Anger Management

Don't let your anger get the best of you. Wavebreak Media Ltd / 123RF

My husband's colleague received a critique of an article he had submitted for publication in a professional journal. The article received a conditional acceptance, meaning that revisions were required for final approval. The review angered the writer and he fired off an angry email to the editor. Obviously he had not given much thought to this action or the result of it -- the editor is requiring the article go through the review process again and the editor has refused to have the angry writer remain as the corresponding author.

What causes a person to react in such a self-destructive way and how can we keep ourselves from doing so?

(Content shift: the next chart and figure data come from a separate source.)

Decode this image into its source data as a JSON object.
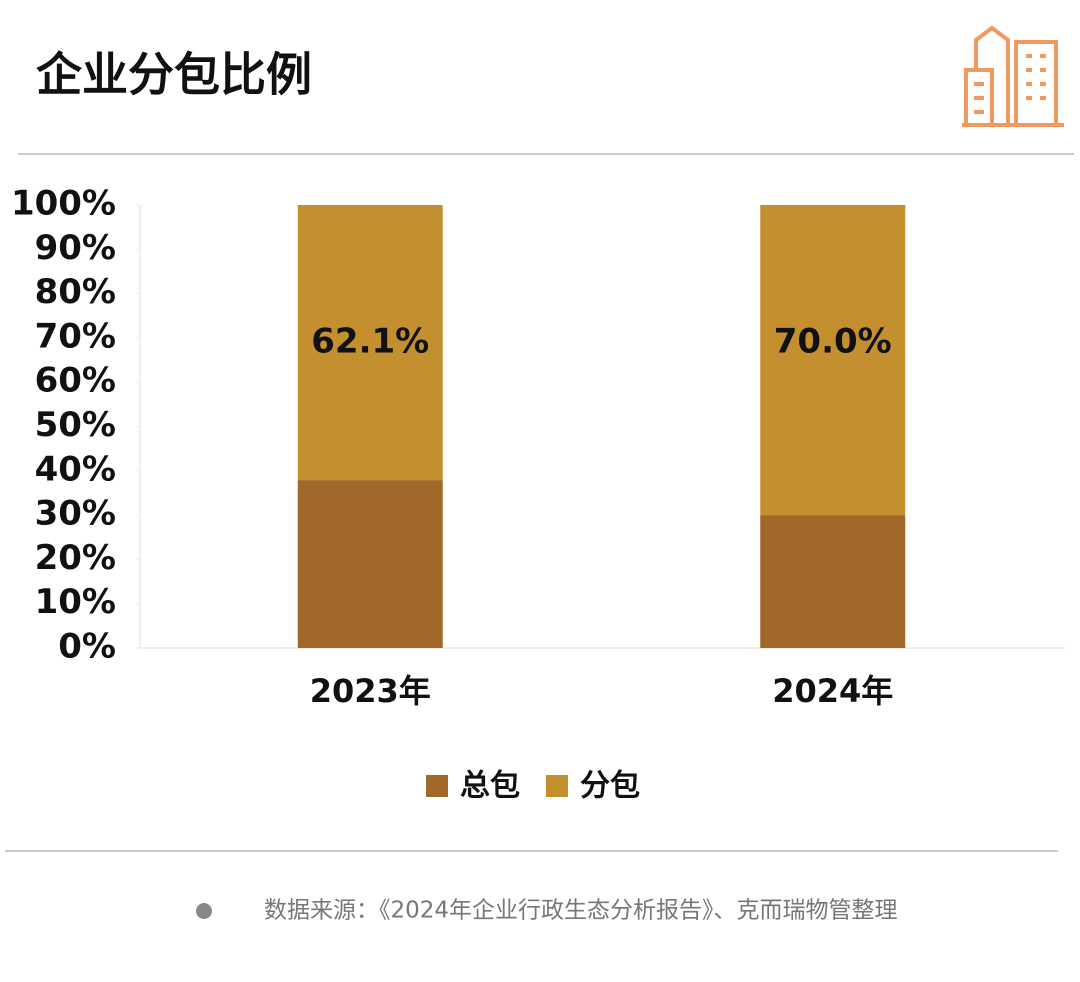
{
  "chart_data": {
    "type": "stacked_bar",
    "title": "企业分包比例",
    "categories": [
      "2023年",
      "2024年"
    ],
    "series": [
      {
        "name": "总包",
        "color": "#a0692a",
        "values": [
          37.9,
          30.0
        ]
      },
      {
        "name": "分包",
        "color": "#c4902f",
        "values": [
          62.1,
          70.0
        ],
        "value_labels": [
          "62.1%",
          "70.0%"
        ]
      }
    ],
    "ylim": [
      0,
      100
    ],
    "yticks": [
      {
        "value": 0,
        "label": "0%"
      },
      {
        "value": 10,
        "label": "10%"
      },
      {
        "value": 20,
        "label": "20%"
      },
      {
        "value": 30,
        "label": "30%"
      },
      {
        "value": 40,
        "label": "40%"
      },
      {
        "value": 50,
        "label": "50%"
      },
      {
        "value": 60,
        "label": "60%"
      },
      {
        "value": 70,
        "label": "70%"
      },
      {
        "value": 80,
        "label": "80%"
      },
      {
        "value": 90,
        "label": "90%"
      },
      {
        "value": 100,
        "label": "100%"
      }
    ],
    "grid": false,
    "legend": "bottom",
    "source": "数据来源：《2024年企业行政生态分析报告》、克而瑞物管整理"
  }
}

First a look at anger and what it is.

What is Anger?

Anger is an emotion. It is a reaction to a real or perceived threat. Our natural response to this emotion is rage. Physiologically, our heart rate speeds up. We may feel our cheeks become flushed and jaws clench. Some of us respond to the feeling of anger by slamming doors, confronting the person who we perceive to have caused our anger, or in this age of speedy computer technology, firing off an angry email. Those who easily fly off the handle are usually aware of this tendency and should take steps to react differently to adverse situations.

Why Control It?

At the least, anger can cause hurt feelings. It can also make us less productive at work by causing stress which in turn leads to illness and absenteeism. In severe situations, anger can spark physical violence.

We increasingly hear of instances of employees "losing it." Workplace violence has been on the rise in recent years. It is important to diffuse your anger before it goes too far. This is especially true in the workplace, where losing your temper can result in termination. When anger turns violent, you may find yourself facing legal action.

It is no surprise that anger can get out of hand. Anger blinds us to all but the focus of that anger. Ever heard the expression "I was so mad, I couldn't see straight." We must learn to use the energy created by our anger in a positive way. Rather that letting it get the best of us, we can channel our anger to make our needs known. That means turning our anger into assertion, not aggression.

How to Manage It

When faced with a situation that angers us, it is important to be proactive in dealing with it. Rather than let the anger get the best of us, we must get the best of it. We must take steps to get our anger under control. If that isn't possible, we must be able to determine that and walk away if necessary.

Dealing With The Anger of Others

Anger begets anger, which leads to conflict. When faced with another's wrath, it is a good idea to know how to deal with it. We must keep it from going further. In the workplace we are sometimes faced with hostile customers. It is vital to remember that, although a customer's tirade may be directed at you, the object of his or her emotion is probably the organization which you represent.

If you are a manager, you may also be forced to deal with the anger of your subordinates.

Again the object of anger may be your organization. You would be wise to determine its cause and defuse it before it turns violent.